Evidence from a review of relevant research for the Home Office Review on tackling the demand for prostitution suggests that the arrest of the purchaser may be the single biggest deterrent to buying sex (see Wilcox et al, 2009 [18] ). In Scotland, a study carried out by the Women's Support Project (2008) indicated that based on interviews with 110 men (80% of whom had bought sex indoors, while 56% had bought sex outdoors), the five key deterrents to purchase of sex were: being added to the sex offender register (89%); spending time in jail (79%); increased criminal penalties (72%); having their car impounded (70%) and higher fines (69%) (see also Farley et al., 2011). Although this was an exploratory study, it was strongly criticised by a number of academics, 18 of whom produced A Commentary on 'Challenging Men's Demand for Prostitution in Scotland' collectively arguing that the study did not meet standards of academic rigour, nor was it grounded in empirical research ethics (see Sanders et al, 2008).

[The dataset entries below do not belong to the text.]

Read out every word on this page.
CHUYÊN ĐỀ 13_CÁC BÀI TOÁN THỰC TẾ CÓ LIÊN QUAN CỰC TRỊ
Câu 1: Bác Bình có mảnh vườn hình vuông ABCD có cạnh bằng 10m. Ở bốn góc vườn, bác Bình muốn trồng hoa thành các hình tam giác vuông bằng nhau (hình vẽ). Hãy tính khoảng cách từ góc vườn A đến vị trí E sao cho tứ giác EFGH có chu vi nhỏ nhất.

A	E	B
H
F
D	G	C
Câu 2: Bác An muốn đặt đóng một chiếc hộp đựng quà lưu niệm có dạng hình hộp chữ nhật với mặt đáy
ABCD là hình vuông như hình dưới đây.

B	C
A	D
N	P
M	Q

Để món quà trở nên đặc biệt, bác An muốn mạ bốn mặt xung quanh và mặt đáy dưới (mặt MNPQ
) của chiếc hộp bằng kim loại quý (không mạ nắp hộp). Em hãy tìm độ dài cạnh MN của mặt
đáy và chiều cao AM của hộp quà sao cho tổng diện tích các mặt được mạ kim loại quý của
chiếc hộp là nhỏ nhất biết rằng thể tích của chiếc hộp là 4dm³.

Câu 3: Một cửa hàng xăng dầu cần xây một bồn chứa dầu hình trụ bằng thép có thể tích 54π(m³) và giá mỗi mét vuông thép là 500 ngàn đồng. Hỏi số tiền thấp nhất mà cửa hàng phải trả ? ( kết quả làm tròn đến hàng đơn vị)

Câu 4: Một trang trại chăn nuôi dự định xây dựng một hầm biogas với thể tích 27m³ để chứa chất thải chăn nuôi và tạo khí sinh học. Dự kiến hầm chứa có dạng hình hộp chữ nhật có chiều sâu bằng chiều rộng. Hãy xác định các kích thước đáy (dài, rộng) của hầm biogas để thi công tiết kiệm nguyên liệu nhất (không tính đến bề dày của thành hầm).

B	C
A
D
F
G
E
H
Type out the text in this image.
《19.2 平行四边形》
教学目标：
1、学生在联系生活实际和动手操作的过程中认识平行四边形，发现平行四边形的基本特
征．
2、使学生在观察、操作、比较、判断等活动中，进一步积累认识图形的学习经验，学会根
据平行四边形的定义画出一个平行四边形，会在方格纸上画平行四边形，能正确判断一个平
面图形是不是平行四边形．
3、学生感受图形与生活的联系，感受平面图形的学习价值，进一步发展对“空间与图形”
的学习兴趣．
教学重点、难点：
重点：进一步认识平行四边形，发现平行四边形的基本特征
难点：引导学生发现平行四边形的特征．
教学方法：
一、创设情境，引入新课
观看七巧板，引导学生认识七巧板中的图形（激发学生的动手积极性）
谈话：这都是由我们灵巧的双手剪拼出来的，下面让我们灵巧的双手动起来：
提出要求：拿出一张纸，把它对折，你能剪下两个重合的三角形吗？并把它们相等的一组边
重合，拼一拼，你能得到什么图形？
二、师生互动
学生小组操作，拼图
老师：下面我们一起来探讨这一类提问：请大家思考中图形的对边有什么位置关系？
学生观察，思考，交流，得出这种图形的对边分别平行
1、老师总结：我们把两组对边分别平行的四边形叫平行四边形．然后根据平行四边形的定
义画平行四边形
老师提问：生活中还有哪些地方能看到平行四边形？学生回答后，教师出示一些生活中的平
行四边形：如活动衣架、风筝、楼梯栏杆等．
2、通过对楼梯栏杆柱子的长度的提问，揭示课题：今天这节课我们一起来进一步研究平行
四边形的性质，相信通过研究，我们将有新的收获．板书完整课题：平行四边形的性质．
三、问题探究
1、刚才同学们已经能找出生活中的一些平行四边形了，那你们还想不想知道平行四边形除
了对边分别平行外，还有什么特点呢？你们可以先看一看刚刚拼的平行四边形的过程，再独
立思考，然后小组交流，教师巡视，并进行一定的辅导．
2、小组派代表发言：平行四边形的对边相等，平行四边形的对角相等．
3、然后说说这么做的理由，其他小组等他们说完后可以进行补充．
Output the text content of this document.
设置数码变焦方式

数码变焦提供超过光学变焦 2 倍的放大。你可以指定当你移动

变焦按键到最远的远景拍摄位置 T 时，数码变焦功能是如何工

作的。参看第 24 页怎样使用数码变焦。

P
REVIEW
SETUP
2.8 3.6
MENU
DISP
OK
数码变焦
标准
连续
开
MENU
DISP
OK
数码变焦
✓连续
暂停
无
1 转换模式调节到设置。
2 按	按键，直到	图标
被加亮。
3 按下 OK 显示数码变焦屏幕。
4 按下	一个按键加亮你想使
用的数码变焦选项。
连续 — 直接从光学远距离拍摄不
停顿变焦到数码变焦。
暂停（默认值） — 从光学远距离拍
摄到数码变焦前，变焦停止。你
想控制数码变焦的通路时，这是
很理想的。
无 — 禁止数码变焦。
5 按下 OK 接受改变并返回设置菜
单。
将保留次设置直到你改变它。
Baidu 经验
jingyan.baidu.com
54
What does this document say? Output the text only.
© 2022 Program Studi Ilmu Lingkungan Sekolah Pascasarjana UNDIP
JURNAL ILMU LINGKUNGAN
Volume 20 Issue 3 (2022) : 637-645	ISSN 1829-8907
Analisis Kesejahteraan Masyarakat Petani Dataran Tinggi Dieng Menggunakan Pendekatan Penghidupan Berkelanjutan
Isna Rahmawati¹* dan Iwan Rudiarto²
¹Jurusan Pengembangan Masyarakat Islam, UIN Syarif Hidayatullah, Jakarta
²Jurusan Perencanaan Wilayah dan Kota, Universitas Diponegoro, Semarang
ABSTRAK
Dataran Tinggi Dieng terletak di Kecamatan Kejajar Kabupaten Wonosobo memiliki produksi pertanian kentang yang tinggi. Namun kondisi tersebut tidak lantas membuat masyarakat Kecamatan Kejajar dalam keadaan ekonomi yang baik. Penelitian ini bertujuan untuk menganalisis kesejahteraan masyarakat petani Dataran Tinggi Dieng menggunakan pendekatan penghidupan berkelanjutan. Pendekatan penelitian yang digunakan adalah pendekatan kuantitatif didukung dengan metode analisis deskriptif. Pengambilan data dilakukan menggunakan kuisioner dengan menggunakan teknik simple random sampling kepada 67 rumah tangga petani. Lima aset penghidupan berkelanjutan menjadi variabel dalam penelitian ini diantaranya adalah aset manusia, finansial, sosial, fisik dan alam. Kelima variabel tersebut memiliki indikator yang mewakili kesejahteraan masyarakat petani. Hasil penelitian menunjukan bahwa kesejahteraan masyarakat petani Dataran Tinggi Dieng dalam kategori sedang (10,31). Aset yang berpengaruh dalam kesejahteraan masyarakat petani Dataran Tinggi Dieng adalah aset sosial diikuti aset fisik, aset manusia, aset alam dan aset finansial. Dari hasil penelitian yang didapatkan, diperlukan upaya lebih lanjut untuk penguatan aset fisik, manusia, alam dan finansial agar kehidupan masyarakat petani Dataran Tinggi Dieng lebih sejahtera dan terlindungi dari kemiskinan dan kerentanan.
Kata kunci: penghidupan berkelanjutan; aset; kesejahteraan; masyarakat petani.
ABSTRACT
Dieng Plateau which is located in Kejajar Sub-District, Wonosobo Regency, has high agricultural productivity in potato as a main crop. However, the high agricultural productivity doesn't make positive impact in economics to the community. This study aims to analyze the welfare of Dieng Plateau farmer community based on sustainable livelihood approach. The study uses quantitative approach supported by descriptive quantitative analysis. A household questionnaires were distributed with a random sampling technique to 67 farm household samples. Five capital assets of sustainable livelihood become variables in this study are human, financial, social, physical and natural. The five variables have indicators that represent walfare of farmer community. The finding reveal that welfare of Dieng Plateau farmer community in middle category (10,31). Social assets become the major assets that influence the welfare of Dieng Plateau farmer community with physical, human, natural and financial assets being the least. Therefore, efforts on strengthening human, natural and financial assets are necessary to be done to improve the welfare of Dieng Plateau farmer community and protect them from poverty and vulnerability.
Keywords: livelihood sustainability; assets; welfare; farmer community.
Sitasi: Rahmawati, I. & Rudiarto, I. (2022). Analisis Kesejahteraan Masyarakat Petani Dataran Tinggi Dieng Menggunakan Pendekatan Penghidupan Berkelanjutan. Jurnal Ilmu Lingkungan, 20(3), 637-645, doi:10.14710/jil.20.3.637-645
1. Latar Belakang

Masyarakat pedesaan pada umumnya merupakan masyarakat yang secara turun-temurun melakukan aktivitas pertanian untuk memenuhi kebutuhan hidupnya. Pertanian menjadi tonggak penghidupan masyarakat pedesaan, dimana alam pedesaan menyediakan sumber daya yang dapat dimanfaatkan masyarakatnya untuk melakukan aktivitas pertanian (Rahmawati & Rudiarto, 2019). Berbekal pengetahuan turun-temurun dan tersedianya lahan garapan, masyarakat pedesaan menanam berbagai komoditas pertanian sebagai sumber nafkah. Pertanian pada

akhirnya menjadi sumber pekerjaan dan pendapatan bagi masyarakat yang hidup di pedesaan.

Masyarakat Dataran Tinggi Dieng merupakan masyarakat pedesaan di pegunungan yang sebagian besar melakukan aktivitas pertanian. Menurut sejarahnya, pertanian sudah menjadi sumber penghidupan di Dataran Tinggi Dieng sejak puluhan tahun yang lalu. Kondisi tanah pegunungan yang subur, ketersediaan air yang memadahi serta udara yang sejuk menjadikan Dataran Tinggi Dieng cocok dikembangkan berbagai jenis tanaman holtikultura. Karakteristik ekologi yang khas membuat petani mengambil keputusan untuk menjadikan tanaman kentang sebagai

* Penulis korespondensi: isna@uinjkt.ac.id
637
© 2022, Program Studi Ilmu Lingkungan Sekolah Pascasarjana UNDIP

The Women's Support Project study (Women's Support Project, 2008: Farley et al., 2011) did, however, reflect findings from other studies, for example. Farley et al. (2009) who interviewed 103 men in London who had bought sex, finding along with McKeganey and Barnard (1996); Coy, Horvath and Kelly (2007 and 2012) that biological imperative or basic rights as consumers appeared to be at the root of the reasons given for purchasing sex. Jabbah (2014) in a study which involved interviews with 55 men in Lebanon who indicated they had bought sexual acts at least once also suggested that a prison sentence or exposure to wife/partner/family would deter 69% of respondents from purchasing sex [19] . Suggestions that occasional buyers are more likely to respond to legal measures have been noted (Yen, 2008).

Matthews and Easton (2010) note that in recent years there has been a greater focus on male clients as culpable, while women are increasingly viewed as vulnerable and in need of support rather than punishment (e.g. high numbers of problematic drug users, estimates that between 25-50% of women in street prostitution are homeless). Alongside this, research on male clients suggests that demand for prostitution is often opportunistic and that most male clients would be deterred by relatively low level sanctions.